In a recent interview with the Grand Rapids Business Journal, Keith Klopcic, president of Perrin Brewing, said the five-year-old brewery would launch its brand throughout the state of Colorado, where Oskar Blues is headquartered, by the end of March.
Prior to Oskar Blues’ acquisition of Perrin, the draft-only brewery had placements in 700 accounts scattered across Michigan. Last July, however, the brewery installed a new canning line and began packaging its beer for the first time.
Perrin also expanded its capacity to 30,000 barrels last year, and will install three additional bright tanks this April.
Supported by the new market entries and additional capacity, Klopcic projected Perrin would produce 25,700 barrels in 2016 — up 84 percent from the 14,000 barrels the company brewed in 2015.
In the interview with GRBJ, Klopcic said the company may enter additional markets outside of Michigan this year as well.
Ace Cider up 30 Percent in 2015
California-based Ace Premium Craft Cider has completed the first stage of a $1 million expansion that will double its production capacity over the next three years. Earlier this month, new packaging equipment came online to help the cider company keep up with growing demand.
“Our new bottling capacity is a direct response to what consumers are telling us: that they want a healthier, gluten-free, lower-calorie, and more refreshing beverage,” Jeffrey House, founder of Ace Cider, told the North Bay Business Journal in a recent interview. “And for more and more of them, that beverage is Ace.”

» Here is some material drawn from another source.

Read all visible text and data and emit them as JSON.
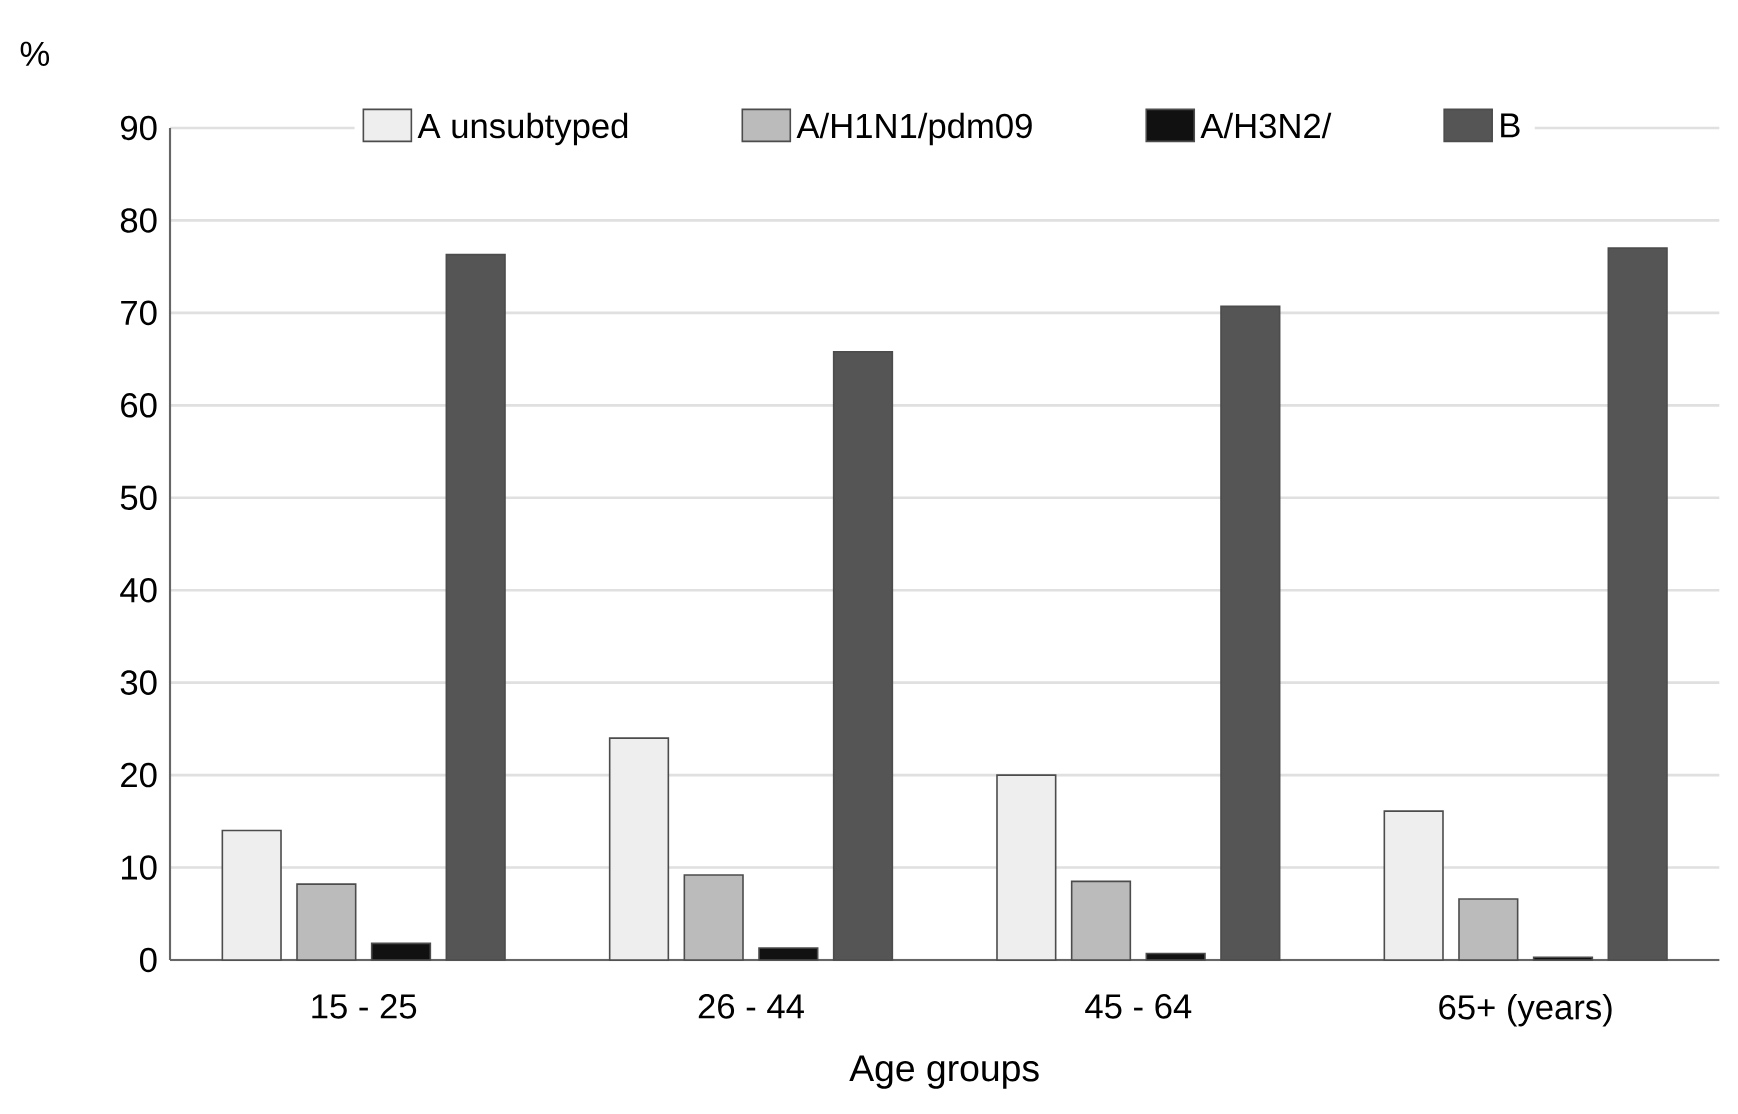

Founded in 1993, Ace has since become the largest cider company on the West Coast — producing nearly 500,000 cases of cider in 2015. According to the NBBJ, the cider company reported a 30 percent increase in production last year and expected annual production to grow to 1 million cases by 2019.

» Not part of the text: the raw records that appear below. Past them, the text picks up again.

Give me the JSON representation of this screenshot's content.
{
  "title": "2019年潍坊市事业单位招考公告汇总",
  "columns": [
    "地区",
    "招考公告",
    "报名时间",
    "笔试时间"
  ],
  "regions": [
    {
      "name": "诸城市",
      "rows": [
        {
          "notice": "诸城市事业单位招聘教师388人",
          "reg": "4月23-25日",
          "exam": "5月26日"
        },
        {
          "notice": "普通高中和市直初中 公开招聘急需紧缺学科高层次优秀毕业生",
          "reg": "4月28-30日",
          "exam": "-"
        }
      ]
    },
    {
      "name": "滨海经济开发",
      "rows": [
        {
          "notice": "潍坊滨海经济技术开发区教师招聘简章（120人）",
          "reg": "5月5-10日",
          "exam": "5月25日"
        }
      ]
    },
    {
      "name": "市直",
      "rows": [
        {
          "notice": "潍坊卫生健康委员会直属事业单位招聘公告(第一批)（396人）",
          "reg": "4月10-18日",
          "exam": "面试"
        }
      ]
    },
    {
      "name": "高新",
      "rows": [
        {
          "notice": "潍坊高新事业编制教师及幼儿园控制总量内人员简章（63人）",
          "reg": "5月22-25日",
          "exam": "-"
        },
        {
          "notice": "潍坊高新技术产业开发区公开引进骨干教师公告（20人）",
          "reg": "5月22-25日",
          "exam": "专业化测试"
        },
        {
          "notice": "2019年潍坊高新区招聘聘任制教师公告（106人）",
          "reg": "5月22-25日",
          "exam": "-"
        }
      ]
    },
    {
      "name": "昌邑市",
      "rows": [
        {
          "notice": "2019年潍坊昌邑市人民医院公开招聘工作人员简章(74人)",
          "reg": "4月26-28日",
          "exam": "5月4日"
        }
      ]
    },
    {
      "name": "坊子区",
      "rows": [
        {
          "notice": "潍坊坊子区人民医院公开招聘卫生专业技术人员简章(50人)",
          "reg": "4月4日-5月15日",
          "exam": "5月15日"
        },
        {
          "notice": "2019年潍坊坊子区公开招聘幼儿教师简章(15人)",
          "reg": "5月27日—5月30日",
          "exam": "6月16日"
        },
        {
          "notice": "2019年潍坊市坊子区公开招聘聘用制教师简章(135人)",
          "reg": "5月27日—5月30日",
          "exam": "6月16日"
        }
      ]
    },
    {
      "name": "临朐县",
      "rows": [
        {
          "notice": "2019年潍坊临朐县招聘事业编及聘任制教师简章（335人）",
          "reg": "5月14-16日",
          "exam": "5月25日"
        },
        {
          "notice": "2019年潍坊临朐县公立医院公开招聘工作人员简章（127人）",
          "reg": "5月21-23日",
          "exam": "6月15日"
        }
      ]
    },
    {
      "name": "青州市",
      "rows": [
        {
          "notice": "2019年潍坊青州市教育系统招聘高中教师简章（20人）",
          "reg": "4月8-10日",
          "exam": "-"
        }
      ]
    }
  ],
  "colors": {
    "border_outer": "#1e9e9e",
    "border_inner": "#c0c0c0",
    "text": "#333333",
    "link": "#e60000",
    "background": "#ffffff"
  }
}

In addition to expanding its bottling line, Ace will begin packaging select ciders in cans this spring.
The company’s double digit growth last year came in stark contrast to the otherwise softening sales of cider as a category. Market research firm Nielsen reported category volume sales had grown 71 percent in 2014, but showed nationwide cider sales had increased by just 11 percent in 2015.
BrewDog to Sell 20 Percent of U.S. Operations via Crowdfunding
As the Scottish craft brewery made headway on its new facility in the United States, BrewDog announced it would soon launch Equity for Punks USA — a crowdfunding/fan club hybrid aimed at supporting the company’s ventures in America.

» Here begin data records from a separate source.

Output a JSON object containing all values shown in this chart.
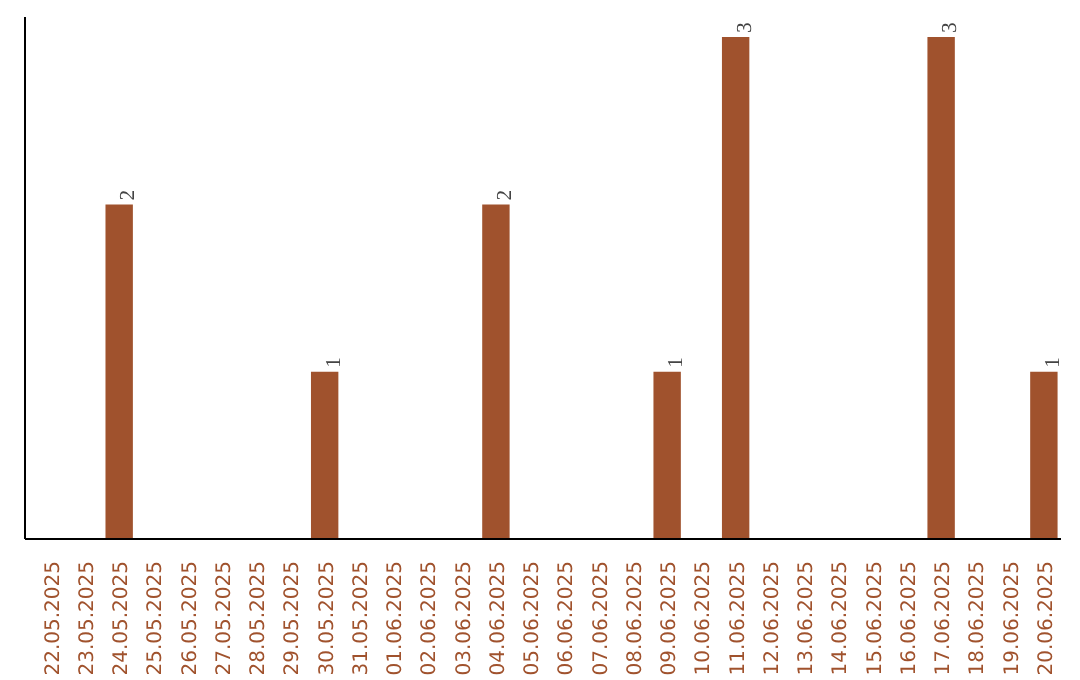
{
  "chart_data": {
    "type": "bar",
    "categories": [
      "22.05.2025",
      "23.05.2025",
      "24.05.2025",
      "25.05.2025",
      "26.05.2025",
      "27.05.2025",
      "28.05.2025",
      "29.05.2025",
      "30.05.2025",
      "31.05.2025",
      "01.06.2025",
      "02.06.2025",
      "03.06.2025",
      "04.06.2025",
      "05.06.2025",
      "06.06.2025",
      "07.06.2025",
      "08.06.2025",
      "09.06.2025",
      "10.06.2025",
      "11.06.2025",
      "12.06.2025",
      "13.06.2025",
      "14.06.2025",
      "15.06.2025",
      "16.06.2025",
      "17.06.2025",
      "18.06.2025",
      "19.06.2025",
      "20.06.2025"
    ],
    "values": [
      0,
      0,
      2,
      0,
      0,
      0,
      0,
      0,
      1,
      0,
      0,
      0,
      0,
      2,
      0,
      0,
      0,
      0,
      1,
      0,
      3,
      0,
      0,
      0,
      0,
      0,
      3,
      0,
      0,
      1
    ],
    "value_labels": [
      null,
      null,
      "2",
      null,
      null,
      null,
      null,
      null,
      "1",
      null,
      null,
      null,
      null,
      "2",
      null,
      null,
      null,
      null,
      "1",
      null,
      "3",
      null,
      null,
      null,
      null,
      null,
      "3",
      null,
      null,
      "1"
    ],
    "color": "#a0522d",
    "grid": false,
    "tick_labels": "x"
  }
}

In a statement on the brewery’s blog, BrewDog said it planned to sell up to 20 percent of its equity in BrewDog USA to individual fans and supporters starting in May of 2016.
The company is currently constructing a 100,000 sq. ft. facility featuring a taproom, visitor center, and 170-barrel brewhouse in Columbus, Ohio. With the new brewery, BrewDog also plans to open several brewpubs in cities across the United States. All told, the company anticipates the initial BrewDog USA investment will cost upwards of $25 million.
It’s a familiar play for the brewery. In Britain, BrewDog PLC launched its first Equity for Punks crowdsourced investment option in October of 2009, and nearly 1,400 people joined. At the time the brewery was just two years old. Since then, BrewDog has sporadically freed up shares of its company to grow its base of investors and support its endeavors throughout Europe.
In a press release on the brewery’s website last month, BrewDog reported nearly 37,000 people had joined Equity for Punks by January 2016. With an average investment of £525.55 ($742.82 USD) per participant, the company listed the total value of shares purchased to date at £13.5 million ($19 million USD).
Construction for the Columbus facility began last summer. The company announced that the steel framing and roof for the warehouse had been completed, and German brewing equipment company, Esau & Hueber had already flown in to install the new 200 hectoliter (170-barrel) brewhouse.
The new brewery is expected to open by in August of this year.